In any other case, consider the group of key states with 5 attempts. Whether the flips land 3-1-1 or 2-2-1, some state must only be used once - again, without loss of generalization, let's refer to it as ABC. The other four attempts in this group will have no effect, so the only seven attempts that do are this one (ABC) and the six in the other group. Now, for each attempt in the other group, whether it is a triple-key attempt or a double-key attempt, it will only affect one state in that group, so by the same argument as before the attempts must split 2-2-2. That means that since they all have to affect state ABC, the seven flips of state ABC are, as before, lock 1 twice, lock 2 twice, lock 3 twice, and all three locks once.
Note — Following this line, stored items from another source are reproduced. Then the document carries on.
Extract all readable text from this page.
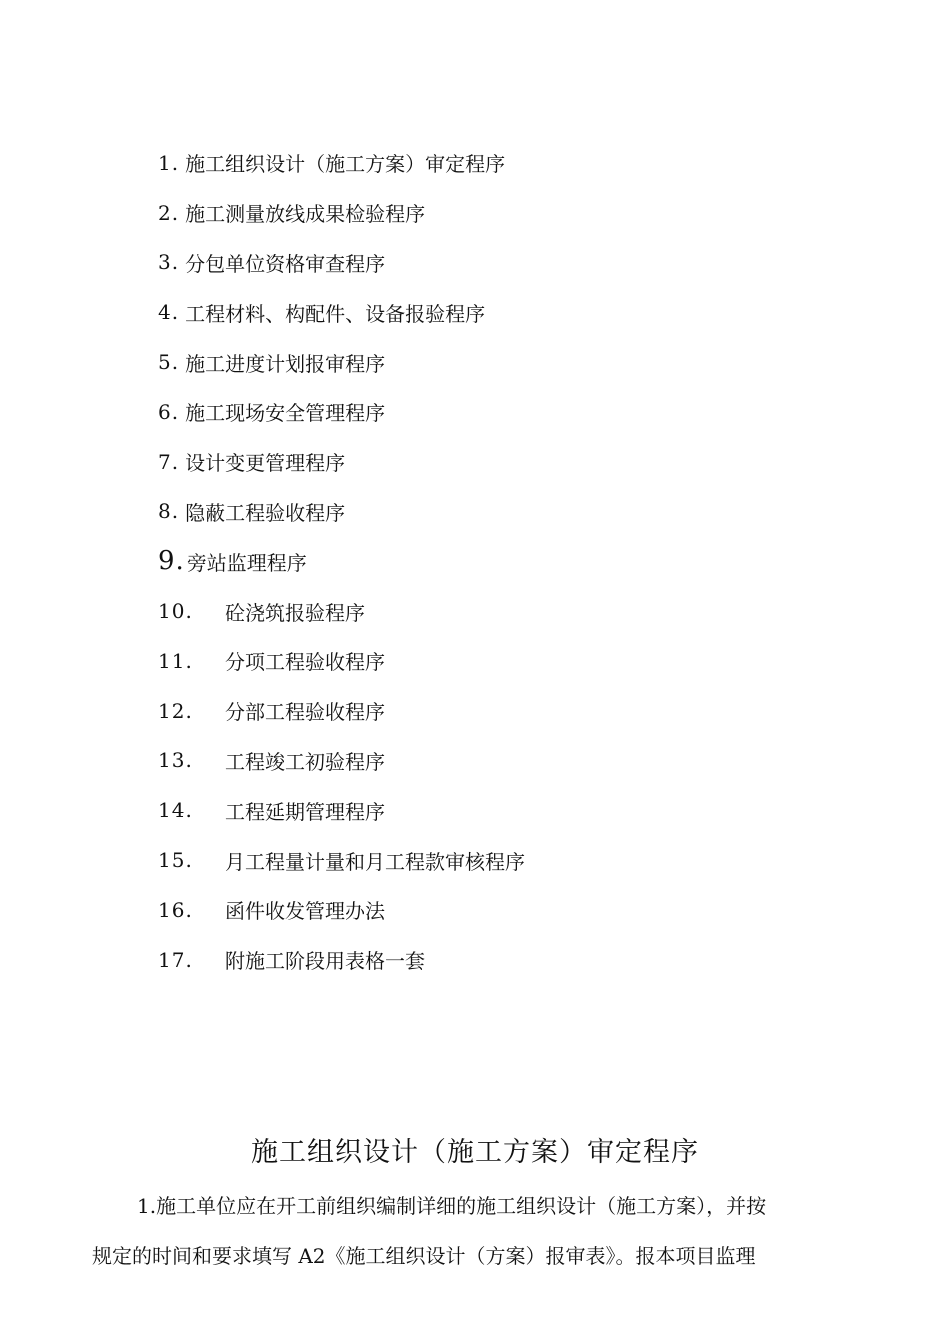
1. 施工组织设计（施工方案）审定程序
2. 施工测量放线成果检验程序
3. 分包单位资格审查程序
4. 工程材料、构配件、设备报验程序
5. 施工进度计划报审程序
6. 施工现场安全管理程序
7. 设计变更管理程序
8. 隐蔽工程验收程序
9. 旁站监理程序
10.	砼浇筑报验程序
11.	分项工程验收程序
12.	分部工程验收程序
13.	工程竣工初验程序
14.	工程延期管理程序
15.	月工程量计量和月工程款审核程序
16.	函件收发管理办法
17.	附施工阶段用表格一套
施工组织设计（施工方案）审定程序
1.施工单位应在开工前组织编制详细的施工组织设计（施工方案），并按
规定的时间和要求填写 A2《施工组织设计（方案）报审表》。报本项目监理
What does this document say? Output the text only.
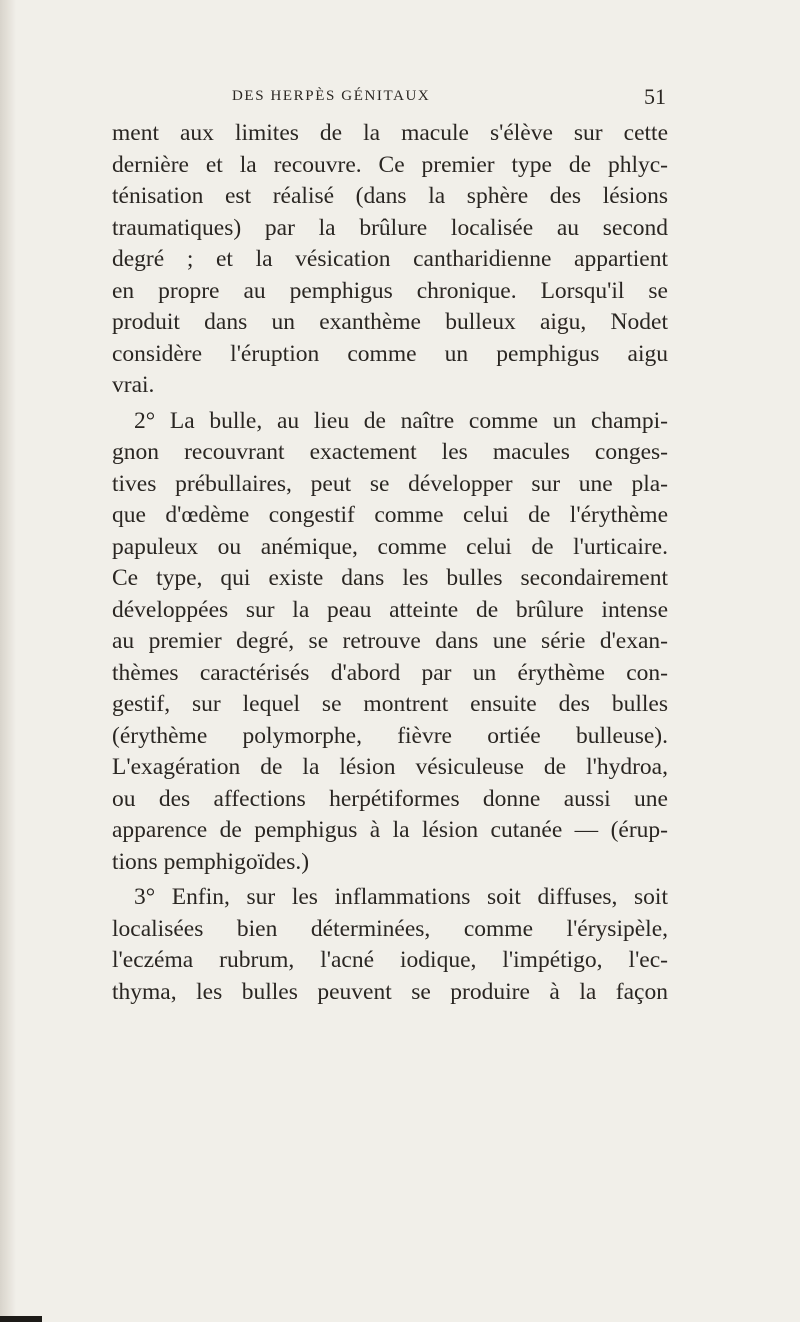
DES HERPÈS GÉNITAUX	51
ment aux limites de la macule s'élève sur cette
dernière et la recouvre. Ce premier type de phlyc-
ténisation est réalisé (dans la sphère des lésions
traumatiques) par la brûlure localisée au second
degré ; et la vésication cantharidienne appartient
en propre au pemphigus chronique. Lorsqu'il se
produit dans un exanthème bulleux aigu, Nodet
considère l'éruption comme un pemphigus aigu
vrai.
2° La bulle, au lieu de naître comme un champi-
gnon recouvrant exactement les macules conges-
tives prébullaires, peut se développer sur une pla-
que d'œdème congestif comme celui de l'érythème
papuleux ou anémique, comme celui de l'urticaire.
Ce type, qui existe dans les bulles secondairement
développées sur la peau atteinte de brûlure intense
au premier degré, se retrouve dans une série d'exan-
thèmes caractérisés d'abord par un érythème con-
gestif, sur lequel se montrent ensuite des bulles
(érythème polymorphe, fièvre ortiée bulleuse).
L'exagération de la lésion vésiculeuse de l'hydroa,
ou des affections herpétiformes donne aussi une
apparence de pemphigus à la lésion cutanée — (érup-
tions pemphigoïdes.)
3° Enfin, sur les inflammations soit diffuses, soit
localisées bien déterminées, comme l'érysipèle,
l'eczéma rubrum, l'acné iodique, l'impétigo, l'ec-
thyma, les bulles peuvent se produire à la façon
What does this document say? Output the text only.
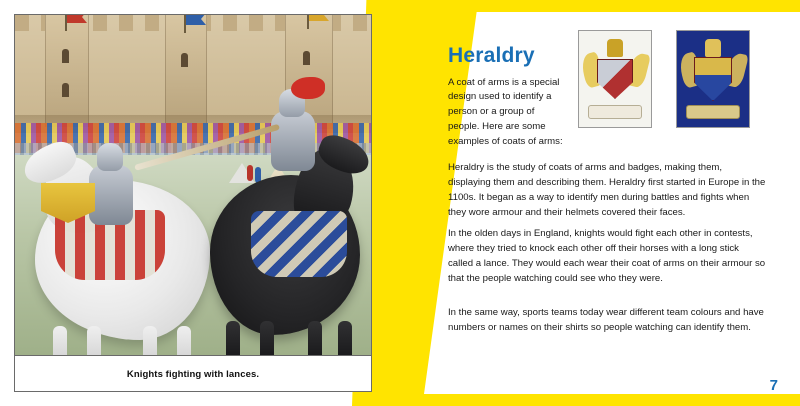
Knights fighting with lances.
Heraldry

A coat of arms is a special design used to identify a person or a group of people. Here are some examples of coats of arms:

Heraldry is the study of coats of arms and badges, making them, displaying them and describing them. Heraldry first started in Europe in the 1100s. It began as a way to identify men during battles and fights when they wore armour and their helmets covered their faces.

In the olden days in England, knights would fight each other in contests, where they tried to knock each other off their horses with a long stick called a lance. They would each wear their coat of arms on their armour so that the people watching could see who they were.

In the same way, sports teams today wear different team colours and have numbers or names on their shirts so people watching can identify them.

7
But by the argument in the last paragraph, this is impossible to do. Therefore, however they are arranged, it's impossible for 11 attempts to always succeed.
If there's a case where my solution fails, please let me know.
The locks may all be in either of the two states: locked or unlocked. Therefore there are 2^3 = 8 combinations the locks are.
Only one combination of the keys is correct. The keys may not repeat (obviously!) and are to be inserted in a specific order. There are 3 * 2 * 1 = 6 ways to arrange the keys.
Not only have we got to guess the right combination, but to make sure all of the locks are unlocked as well! Suppose, we guessed (odds are 1/6), then we have to toggle each lock. They may have been unlocked by now.
Let us denote "unlocked" by "u", and "locked" by "l" and proceed to toggling:
Uuu -- uul -- ulu -- ull -- luu -- lul -- llu -- lll;
To traverse each state, we must do the toggling 8 times. After that, if the safe is not opened, we try to apply the next combination of keys. Of course, some times we may be trying in vain, as the keys won't even change the locks' state, or will just that of one lock. But, once we hit the right combination (which may happen to be the last one ), we must just try 8 more times.
So we'd need 6 * 8 = 48 attempts, if we are just so unlucky. Since the previous thief may have tried at least once to unlock the safe, there may be just 47 attempts for us.